Does the kind of car you drive makes a statement about who you are? What does it say if you ride a donkey?

Entry of the Messiah into Jerusalem. Painting by Jean-Leon Gerome, 1897 (Image credit: Wikiart.org)

Up until His triumphal entry into Jerusalem, Yeshua of Nazareth tried to keep His messianic identity quiet. He warned His followers and disciples not to tell anyone who He was. He hushed up the eerie voices of the possessed, which tried to declare His identity. When Simon Peter confessed, “You are the Messiah,” He told him not to reveal it to anyone. By sending for a donkey, however, He indicated a shift in public policy.
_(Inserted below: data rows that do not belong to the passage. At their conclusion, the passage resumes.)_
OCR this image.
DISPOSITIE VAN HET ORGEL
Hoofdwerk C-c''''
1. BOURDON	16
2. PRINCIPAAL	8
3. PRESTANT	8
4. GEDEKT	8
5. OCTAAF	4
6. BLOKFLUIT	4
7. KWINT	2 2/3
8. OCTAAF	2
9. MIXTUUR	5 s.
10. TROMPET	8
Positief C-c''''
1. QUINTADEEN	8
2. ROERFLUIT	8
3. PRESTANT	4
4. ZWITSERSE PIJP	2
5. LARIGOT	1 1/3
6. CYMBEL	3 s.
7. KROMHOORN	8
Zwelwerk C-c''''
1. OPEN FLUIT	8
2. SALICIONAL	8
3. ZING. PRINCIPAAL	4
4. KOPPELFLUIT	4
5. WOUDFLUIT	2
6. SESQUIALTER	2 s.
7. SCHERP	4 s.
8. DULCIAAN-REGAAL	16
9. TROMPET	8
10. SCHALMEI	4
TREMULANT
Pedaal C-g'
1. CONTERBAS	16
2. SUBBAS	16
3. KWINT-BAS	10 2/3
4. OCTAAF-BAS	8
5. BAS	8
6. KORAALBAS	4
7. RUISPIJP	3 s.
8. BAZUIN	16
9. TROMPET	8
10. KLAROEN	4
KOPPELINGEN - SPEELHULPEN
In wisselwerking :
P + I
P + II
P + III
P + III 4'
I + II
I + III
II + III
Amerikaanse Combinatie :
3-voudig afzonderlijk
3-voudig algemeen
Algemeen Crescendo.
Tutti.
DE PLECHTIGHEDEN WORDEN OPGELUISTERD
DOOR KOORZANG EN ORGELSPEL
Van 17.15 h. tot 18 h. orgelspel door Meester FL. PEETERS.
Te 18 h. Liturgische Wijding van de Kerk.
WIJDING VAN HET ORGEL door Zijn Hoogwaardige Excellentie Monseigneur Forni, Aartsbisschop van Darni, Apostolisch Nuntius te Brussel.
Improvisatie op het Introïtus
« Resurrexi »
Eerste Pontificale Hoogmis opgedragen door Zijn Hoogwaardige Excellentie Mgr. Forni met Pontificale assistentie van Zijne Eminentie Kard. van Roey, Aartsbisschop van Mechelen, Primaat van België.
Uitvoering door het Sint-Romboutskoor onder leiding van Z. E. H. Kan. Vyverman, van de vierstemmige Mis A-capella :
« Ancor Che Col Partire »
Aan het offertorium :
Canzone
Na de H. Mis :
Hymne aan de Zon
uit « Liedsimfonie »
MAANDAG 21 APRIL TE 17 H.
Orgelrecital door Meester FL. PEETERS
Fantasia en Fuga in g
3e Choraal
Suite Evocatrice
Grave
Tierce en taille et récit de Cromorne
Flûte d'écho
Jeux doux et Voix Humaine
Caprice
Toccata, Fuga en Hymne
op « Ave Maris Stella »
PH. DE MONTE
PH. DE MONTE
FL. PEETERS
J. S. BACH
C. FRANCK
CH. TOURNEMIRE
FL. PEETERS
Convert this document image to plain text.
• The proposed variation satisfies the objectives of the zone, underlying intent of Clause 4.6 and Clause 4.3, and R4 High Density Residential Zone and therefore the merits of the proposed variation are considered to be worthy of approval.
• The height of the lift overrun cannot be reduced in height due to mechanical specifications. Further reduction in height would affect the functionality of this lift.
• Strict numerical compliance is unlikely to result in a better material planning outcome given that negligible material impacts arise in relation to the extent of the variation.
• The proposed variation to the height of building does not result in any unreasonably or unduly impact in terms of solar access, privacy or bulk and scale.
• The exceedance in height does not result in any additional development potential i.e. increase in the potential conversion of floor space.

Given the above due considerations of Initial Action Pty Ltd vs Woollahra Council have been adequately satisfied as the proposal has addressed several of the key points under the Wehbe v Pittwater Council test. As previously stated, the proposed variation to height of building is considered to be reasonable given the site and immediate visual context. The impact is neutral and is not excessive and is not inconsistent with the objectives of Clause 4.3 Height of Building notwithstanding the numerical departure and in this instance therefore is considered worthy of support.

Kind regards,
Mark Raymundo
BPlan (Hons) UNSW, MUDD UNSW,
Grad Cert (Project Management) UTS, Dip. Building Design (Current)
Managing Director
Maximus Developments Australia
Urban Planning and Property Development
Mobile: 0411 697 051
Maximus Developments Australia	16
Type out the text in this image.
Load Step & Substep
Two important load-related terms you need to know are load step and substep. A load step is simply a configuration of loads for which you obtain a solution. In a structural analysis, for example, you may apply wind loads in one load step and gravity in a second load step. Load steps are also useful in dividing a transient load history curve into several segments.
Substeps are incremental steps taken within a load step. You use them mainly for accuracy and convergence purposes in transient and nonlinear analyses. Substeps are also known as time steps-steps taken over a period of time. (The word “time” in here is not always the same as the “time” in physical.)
The Master was ready to declare to Israel that He was her long-awaited Messiah King. He prepared to enter Jerusalem as predicted by the prophet Zechariah:

Behold, your king is coming to you; He is just and endowed with salvation, humble, and mounted on a donkey, even on a colt, the foal of a donkey. (Zechariah 9:9)

Rabbinic literature unanimously interprets Zechariah 9:9 as a messianic prophecy. The rabbis interpreted almost every donkey-reference in the Bible as a subtle allusion to the coming of the Messiah

The Master sent two disciples into the village of Bethphage with instructions to untie and bring him the first donkey they found. If anyone objected, they were to explain, “The Master has need of it.” They went into the village of Bethphage, and just as Yeshua had said, they found a young donkey tied at the entrance, outside in the street, tied up next to its mother. They began to untie the donkey, but some of the owners and some of the bystanders objected, “What are you doing, untying the colt?” (Mark 11:5). The disciples replied, “The Master has need of it.” The men immediately consented.

Had the Master made arrangements in advance, or was this a demonstration of miraculous foresight? If the matter had been arranged ahead of time, the Gospels would not relate the story as exceptional. It would have sufficed to say, “They brought him a young donkey.” The Gospel writers understood the event as remarkable and miraculous. Somehow Yeshua had foreseen it all.

If not for the messianic enthusiasm frothing around Him, the Master’s ride on a donkey would not have attracted any attention. Donkeys provided a common mode of travel in first-century Judea. The disciples themselves missed the allusion to Zechariah 9:9. Not until Yeshua had risen did they realize that He intended the donkey ride as a messianic claim: “Then they remembered that these things were written of Him” (John 12:16).